Yorkshire and the Humber has been allocated a share of £225 million announced earlier this month, to create new and permanent cycle lanes and reallocate road space to give more room to pedestrians and cyclists. The remaining £25 million of emergency funding will be used to help people get their bikes repaired so they can get back to cycling.
On Friday, the Transport Secretary amended laws to reduce red tape and halve the time it takes for councils to get these schemes up and running, helping local authorities accommodate for the step-change in behaviour as more people turn to cycling and walking.
This comes as additional funding is made available for bus and light rail services across England – including £2.6 million for the Sheffield Supertram to help increase the number of services as quickly as possible. The funding will give operators the resources to ramp up light rail services, allowing people travelling to hospitals, supermarkets or their place of work to get to their destination while helping ensure there is enough space for them to observe social distancing guidelines.
Transport Secretary Grant Shapps said:“From NHS staff to transport and shop workers, teachers, volunteers and all those staying at home, people across the country are all sharing the same public-spirited approach to tackling the spread of this virus and keeping others safe.
“To make sure people can travel safely when they need to, we are increasing capacity on buses and light rail, as well as helping local authorities fast-track plans to support cyclists and pedestrians, further reducing pressure on our transport network.
“These measures will help keep passengers safe now, but we must also prepare for what comes next.
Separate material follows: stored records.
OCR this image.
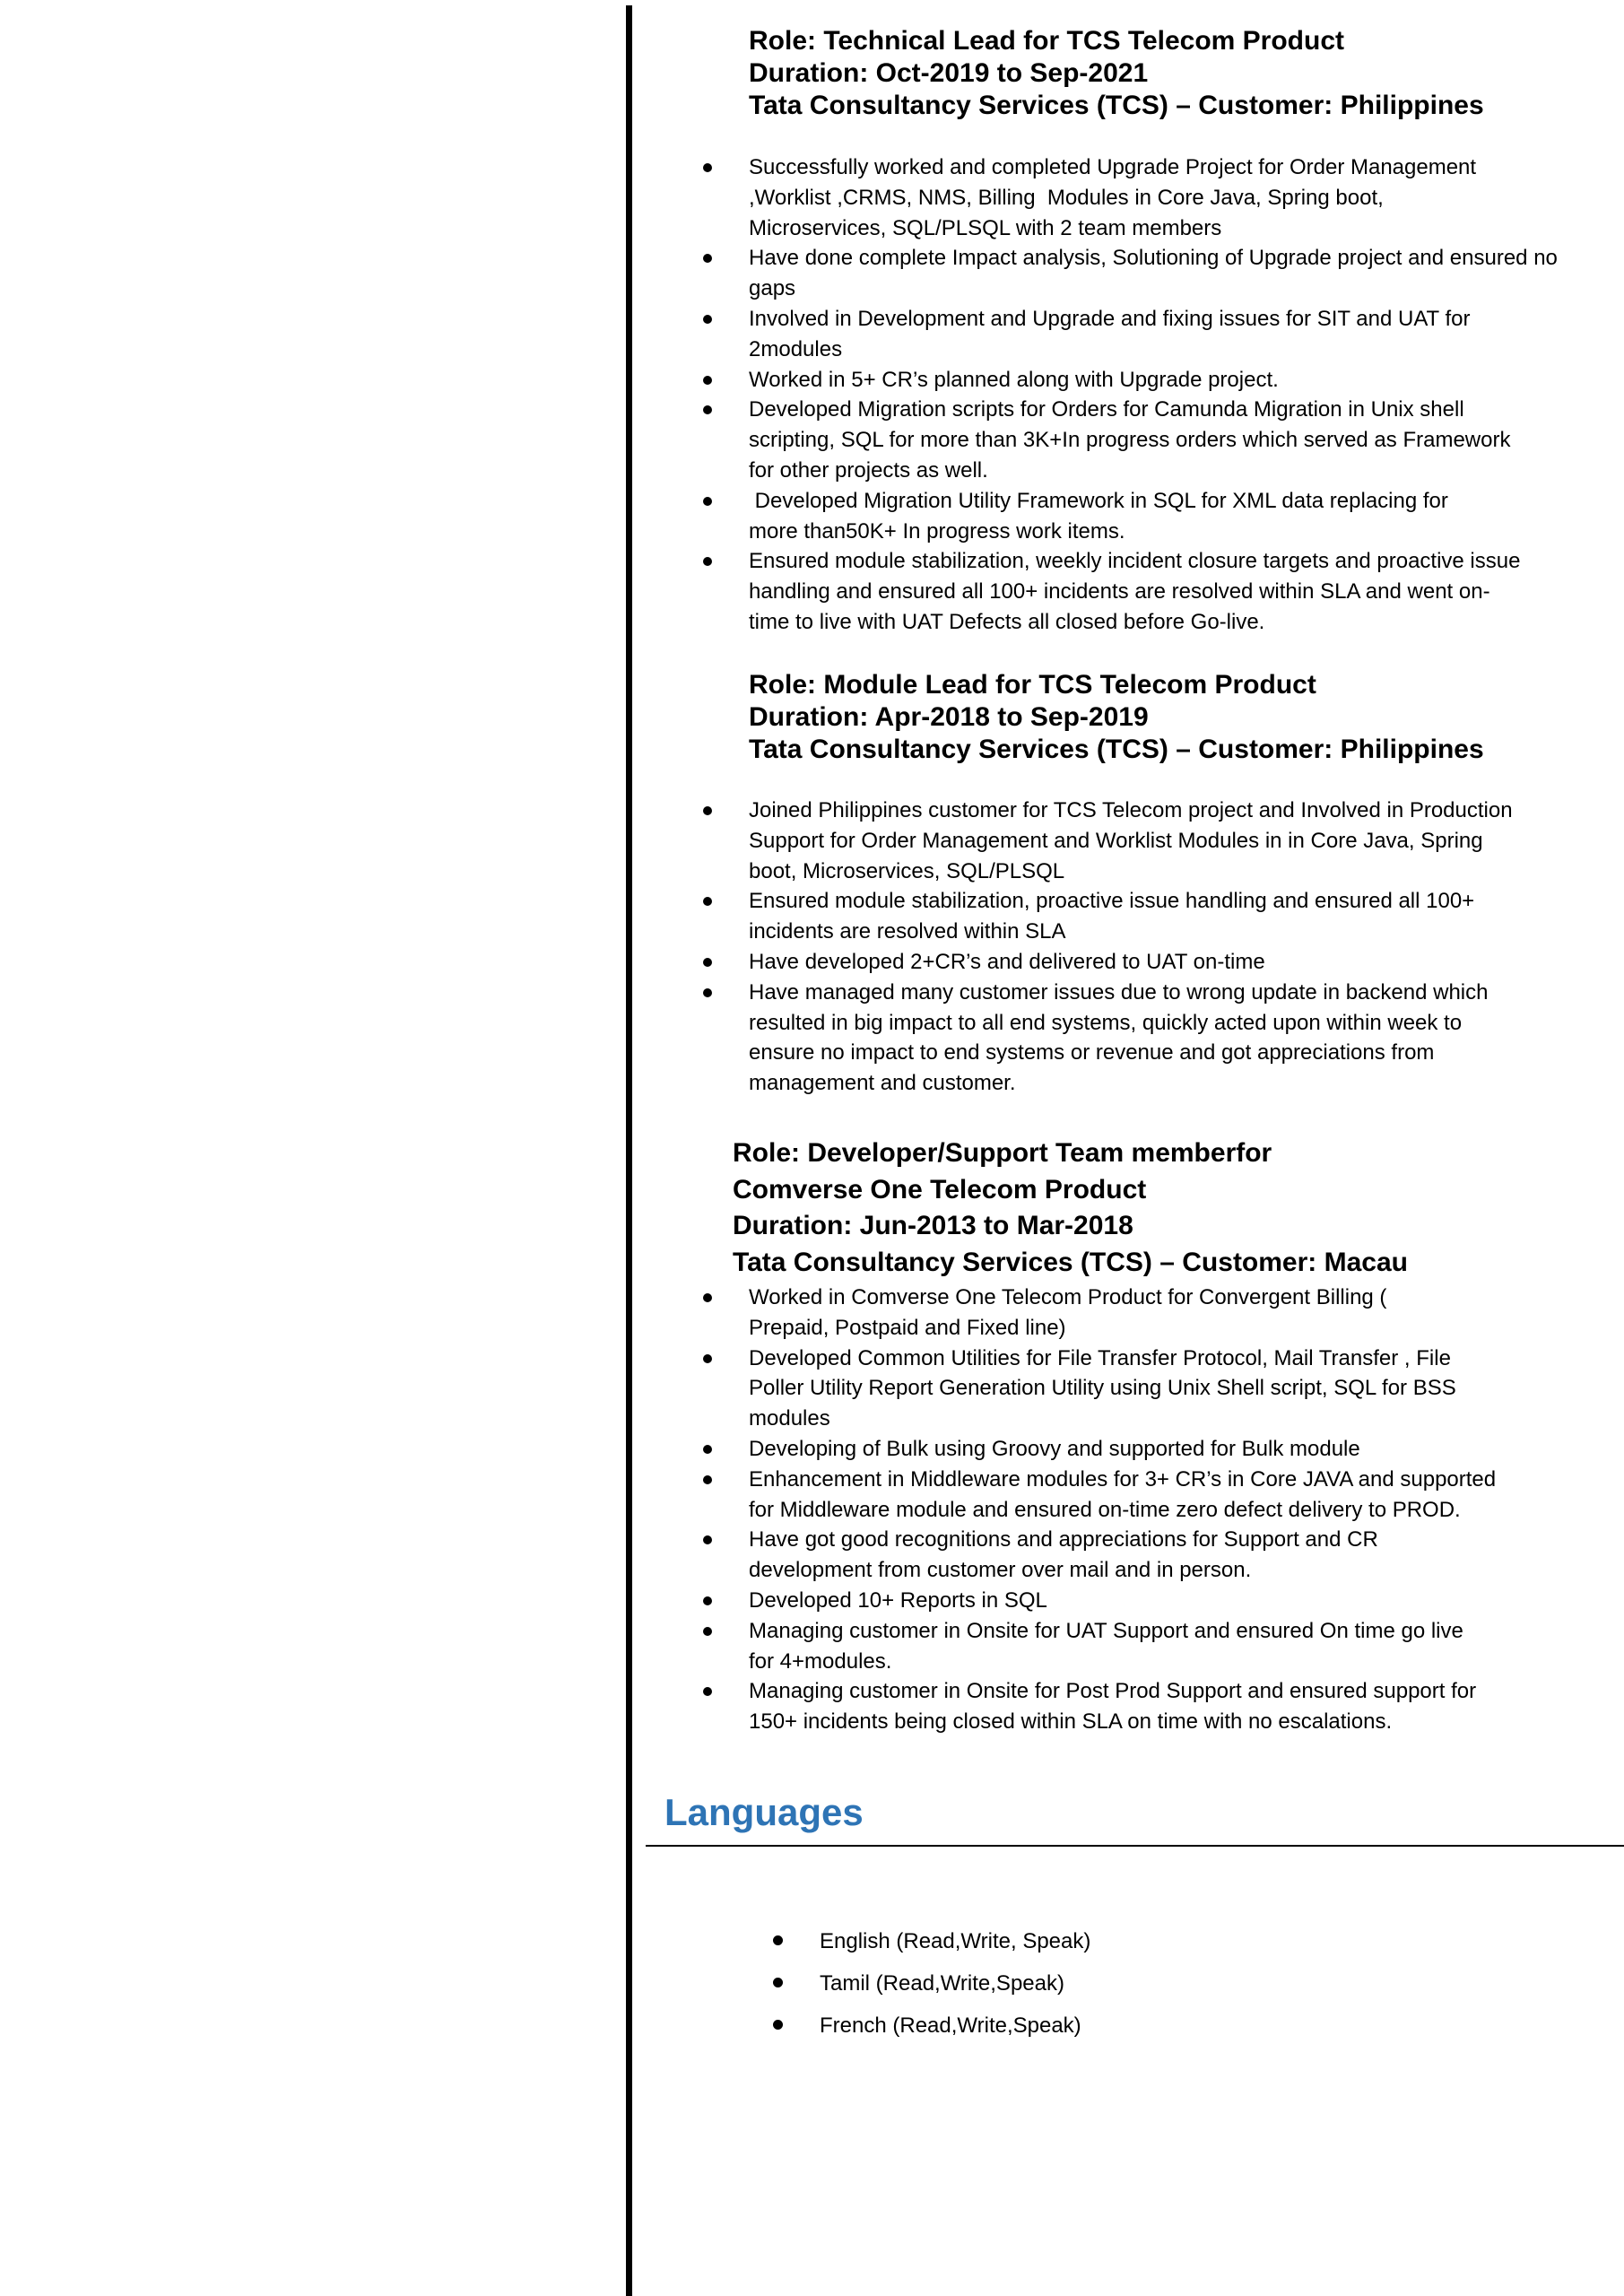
Role: Technical Lead for TCS Telecom Product
Duration: Oct-2019 to Sep-2021
Tata Consultancy Services (TCS) – Customer: Philippines
Successfully worked and completed Upgrade Project for Order Management
,Worklist ,CRMS, NMS, Billing  Modules in Core Java, Spring boot,
Microservices, SQL/PLSQL with 2 team members
Have done complete Impact analysis, Solutioning of Upgrade project and ensured no
gaps
Involved in Development and Upgrade and fixing issues for SIT and UAT for
2modules
Worked in 5+ CR’s planned along with Upgrade project.
Developed Migration scripts for Orders for Camunda Migration in Unix shell
scripting, SQL for more than 3K+In progress orders which served as Framework
for other projects as well.
Developed Migration Utility Framework in SQL for XML data replacing for
more than50K+ In progress work items.
Ensured module stabilization, weekly incident closure targets and proactive issue
handling and ensured all 100+ incidents are resolved within SLA and went on-
time to live with UAT Defects all closed before Go-live.
Role: Module Lead for TCS Telecom Product
Duration: Apr-2018 to Sep-2019
Tata Consultancy Services (TCS) – Customer: Philippines
Joined Philippines customer for TCS Telecom project and Involved in Production
Support for Order Management and Worklist Modules in in Core Java, Spring
boot, Microservices, SQL/PLSQL
Ensured module stabilization, proactive issue handling and ensured all 100+
incidents are resolved within SLA
Have developed 2+CR’s and delivered to UAT on-time
Have managed many customer issues due to wrong update in backend which
resulted in big impact to all end systems, quickly acted upon within week to
ensure no impact to end systems or revenue and got appreciations from
management and customer.
Role: Developer/Support Team memberfor
Comverse One Telecom Product
Duration: Jun-2013 to Mar-2018
Tata Consultancy Services (TCS) – Customer: Macau
Worked in Comverse One Telecom Product for Convergent Billing (
Prepaid, Postpaid and Fixed line)
Developed Common Utilities for File Transfer Protocol, Mail Transfer , File
Poller Utility Report Generation Utility using Unix Shell script, SQL for BSS
modules
Developing of Bulk using Groovy and supported for Bulk module
Enhancement in Middleware modules for 3+ CR’s in Core JAVA and supported
for Middleware module and ensured on-time zero defect delivery to PROD.
Have got good recognitions and appreciations for Support and CR
development from customer over mail and in person.
Developed 10+ Reports in SQL
Managing customer in Onsite for UAT Support and ensured On time go live
for 4+modules.
Managing customer in Onsite for Post Prod Support and ensured support for
150+ incidents being closed within SLA on time with no escalations.
Languages
English (Read,Write, Speak)
Tamil (Read,Write,Speak)
French (Read,Write,Speak)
Strengthening vital road and railway connections, as well as encouraging cycling and walking, will be essential to our ambition to level up the country, secure a green legacy, and kickstart regional economies, as we build out of Covid-19 and look to the future.”
Cycling Minister Chris Heaton-Harris said: “We’re living in a time where many people are cycling and walking more than they did before, and we must build on this opportunity to bring about longer-term change – where active travel is viewed as the default for shorter journeys, long after this crisis has finished.
“This funding for Yorkshire and the Humber will help councils provide more space for walking and cycling and make it easier for people to get out and about and reduce the pressure on public transport.”
As part of plans to build on the numbers of people who have taken to their bikes during the coronavirus pandemic, Government is investing almost £100k to make stations across the region better for people who want to build cycling into part of a longer journey once restrictions are eased. This investment from the latest round of Cycle Rail funding will pay for 105 bike spaces at four railway stations. This will encourage, when restrictions are lifted, people to incorporate cycling as part of a longer journey.
The Government has today also announced the preferred route for the £1 billion A66 Transpennine upgrade, which will provide vital improvements to a key regional link which helps to connect Glasgow and Edinburgh with Leeds, Sheffield and Norwich, improving journey times, reliability and resilience for communities across the North. The new scheme will dual the six remaining single carriageway sections of the route and upgrade key junctions, speeding up journeys, easing congestion and boosting growth. The road is an important link across the Pennines and is a key connection used on routes between ports around the country, meaning that the wider UK economy will benefit from improvements and faster journeys.
Today’s package follows the announcement of £196 million for Yorkshire and the Humber from the Transport Infrastructure Investment Fund which is being invested to help councils improve roads, repair bridges and fill millions of potholes in their communities.